November 21, 2022
- US equity indices couldn’t sustain the optimism that struck following the CPI print and ended the week with modest losses, driven by hawkish Fed comments, with St. Louis Federal Reserve President James Bullard suggesting that the terminal rate for Fed funds rate should be between 5% and 7%.
- Europe’s blue-chip index closed the week with some gains but narrowly missed closing in a bull market after briefly rallying 20% from its September low. Germany’s Dax was the most successful, crossing the bull threshold on Tuesday.

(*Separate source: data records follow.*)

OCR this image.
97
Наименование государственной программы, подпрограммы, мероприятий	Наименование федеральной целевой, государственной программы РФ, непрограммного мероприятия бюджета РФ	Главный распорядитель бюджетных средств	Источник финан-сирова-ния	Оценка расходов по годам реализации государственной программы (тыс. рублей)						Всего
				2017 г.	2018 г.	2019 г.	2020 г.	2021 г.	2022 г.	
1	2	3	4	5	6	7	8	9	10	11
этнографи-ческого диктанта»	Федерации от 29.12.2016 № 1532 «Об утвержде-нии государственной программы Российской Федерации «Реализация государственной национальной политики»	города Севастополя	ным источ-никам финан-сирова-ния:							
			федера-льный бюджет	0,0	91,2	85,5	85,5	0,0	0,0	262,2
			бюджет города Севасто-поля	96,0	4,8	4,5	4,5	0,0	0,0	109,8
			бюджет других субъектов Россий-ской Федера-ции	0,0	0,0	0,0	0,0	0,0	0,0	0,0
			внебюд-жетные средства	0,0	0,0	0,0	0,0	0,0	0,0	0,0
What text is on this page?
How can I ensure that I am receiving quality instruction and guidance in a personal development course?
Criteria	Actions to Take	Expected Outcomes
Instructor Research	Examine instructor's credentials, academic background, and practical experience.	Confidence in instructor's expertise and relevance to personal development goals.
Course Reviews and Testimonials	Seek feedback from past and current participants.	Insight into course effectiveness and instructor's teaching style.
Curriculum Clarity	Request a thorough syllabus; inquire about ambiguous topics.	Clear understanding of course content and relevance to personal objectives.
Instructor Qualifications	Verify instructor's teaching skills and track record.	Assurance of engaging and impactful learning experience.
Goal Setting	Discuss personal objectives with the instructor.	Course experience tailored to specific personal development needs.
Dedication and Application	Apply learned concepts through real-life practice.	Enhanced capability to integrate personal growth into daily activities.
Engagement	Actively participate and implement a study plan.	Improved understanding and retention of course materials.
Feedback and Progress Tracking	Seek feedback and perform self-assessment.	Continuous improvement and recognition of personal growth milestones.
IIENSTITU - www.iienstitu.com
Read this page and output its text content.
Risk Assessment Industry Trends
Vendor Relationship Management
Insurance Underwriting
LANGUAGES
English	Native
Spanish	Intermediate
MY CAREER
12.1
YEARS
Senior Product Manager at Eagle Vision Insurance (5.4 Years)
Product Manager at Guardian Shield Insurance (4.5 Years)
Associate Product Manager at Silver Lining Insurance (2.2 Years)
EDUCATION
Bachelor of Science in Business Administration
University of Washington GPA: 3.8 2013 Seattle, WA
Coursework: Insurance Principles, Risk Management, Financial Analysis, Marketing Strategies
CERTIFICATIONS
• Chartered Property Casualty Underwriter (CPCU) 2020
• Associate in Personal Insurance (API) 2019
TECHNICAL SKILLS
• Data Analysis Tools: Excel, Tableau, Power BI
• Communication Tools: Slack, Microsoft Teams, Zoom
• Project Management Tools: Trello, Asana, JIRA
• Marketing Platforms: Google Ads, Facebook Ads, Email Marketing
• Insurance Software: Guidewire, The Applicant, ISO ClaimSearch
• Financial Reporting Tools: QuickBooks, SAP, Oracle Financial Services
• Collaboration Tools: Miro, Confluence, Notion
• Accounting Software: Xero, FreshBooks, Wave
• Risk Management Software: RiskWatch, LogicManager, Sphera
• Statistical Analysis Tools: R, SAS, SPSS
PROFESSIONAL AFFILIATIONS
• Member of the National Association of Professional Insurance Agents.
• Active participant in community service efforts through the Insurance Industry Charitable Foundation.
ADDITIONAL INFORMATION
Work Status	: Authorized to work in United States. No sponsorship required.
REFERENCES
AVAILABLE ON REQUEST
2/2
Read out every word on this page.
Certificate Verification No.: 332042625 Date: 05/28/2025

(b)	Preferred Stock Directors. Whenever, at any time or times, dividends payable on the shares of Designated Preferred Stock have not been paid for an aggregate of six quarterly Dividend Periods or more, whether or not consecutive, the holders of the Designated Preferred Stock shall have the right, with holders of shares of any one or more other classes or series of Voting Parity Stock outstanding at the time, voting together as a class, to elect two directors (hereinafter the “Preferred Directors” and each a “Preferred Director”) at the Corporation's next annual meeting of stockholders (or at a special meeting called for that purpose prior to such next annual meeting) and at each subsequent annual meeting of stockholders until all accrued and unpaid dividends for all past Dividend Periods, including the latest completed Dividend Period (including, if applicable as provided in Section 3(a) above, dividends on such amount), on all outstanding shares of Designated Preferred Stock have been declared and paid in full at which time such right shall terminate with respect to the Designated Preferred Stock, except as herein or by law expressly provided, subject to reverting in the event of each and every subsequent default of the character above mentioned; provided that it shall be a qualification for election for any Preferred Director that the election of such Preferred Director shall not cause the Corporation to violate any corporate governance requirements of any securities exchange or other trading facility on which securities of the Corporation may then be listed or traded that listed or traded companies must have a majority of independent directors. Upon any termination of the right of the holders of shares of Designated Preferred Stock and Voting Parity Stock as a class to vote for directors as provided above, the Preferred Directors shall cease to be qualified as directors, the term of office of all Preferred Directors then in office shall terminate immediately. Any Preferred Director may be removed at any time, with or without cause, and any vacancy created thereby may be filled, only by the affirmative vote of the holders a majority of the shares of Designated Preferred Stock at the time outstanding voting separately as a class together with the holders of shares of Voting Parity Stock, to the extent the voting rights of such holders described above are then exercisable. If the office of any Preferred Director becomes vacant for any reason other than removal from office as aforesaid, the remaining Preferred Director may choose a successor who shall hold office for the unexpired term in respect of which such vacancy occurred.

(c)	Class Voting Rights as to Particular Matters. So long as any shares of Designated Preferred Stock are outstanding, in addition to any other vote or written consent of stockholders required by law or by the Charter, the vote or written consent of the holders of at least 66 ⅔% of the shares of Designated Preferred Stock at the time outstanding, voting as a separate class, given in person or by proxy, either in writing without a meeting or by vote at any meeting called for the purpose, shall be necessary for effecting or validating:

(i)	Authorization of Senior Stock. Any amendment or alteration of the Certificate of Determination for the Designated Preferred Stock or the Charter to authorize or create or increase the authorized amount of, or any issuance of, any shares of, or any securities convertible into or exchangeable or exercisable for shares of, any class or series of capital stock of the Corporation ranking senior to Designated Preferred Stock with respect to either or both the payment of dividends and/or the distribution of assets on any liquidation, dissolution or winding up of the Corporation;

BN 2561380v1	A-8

- The release of a softer-than-expected US PPI – especially core PPI that remained flat for the first time in two years – added to the narrative of a US economy that has past the worst when it comes to inflation.
- Oil suffered with Brent down around 9% and WTI roughly 10% for the week while the structure of futures markets shifted in ways that reflect dwindling supply concerns.
- Crypto stress continued following the collapse of FTX, the second largest cryptocurrency exchange in the world, which unleashed further bombshells with liquidators citing “serious fraud and mismanagement” in court filings. It was commented that the FTX saga is the worst case of corporate failure seen in more than 40 years.
- Germany’s largest trade union agreed a below-inflation pay deal in Baden-Wuerttemberg, setting the benchmark for 3.9 million metal and electrical sector workers nationwide and pointing to containable wage pressures in the broader euro zone. Wages will rise 5.2% from June 2023 and 3.3% from May 2024, with lump sums of EUR 1,500 to be paid in both years, below the 8% originally demanded by the union.
- UK finance minister Jeremy Hunt unveiled tax increases, spending cuts, and new fiscal rules in his Autumn Statement, with an eye toward repairing public finances and restoring Britain’s credibility in international markets.
- Conclusions of the G20 summit, as well, to some extent, as the COP27, gave positive signals that multilateralism is not dead.
- This week, the FOMC minutes and the ECB’s account will be key. Focus will likely be on their thinking about the terminal rate and QT plans, respectively. The upcoming Black Friday, the day after the US Thanksgiving holiday and traditionally one of the year’s biggest shopping days, will also give investors greater insight into the extent that consumers are opening their wallets.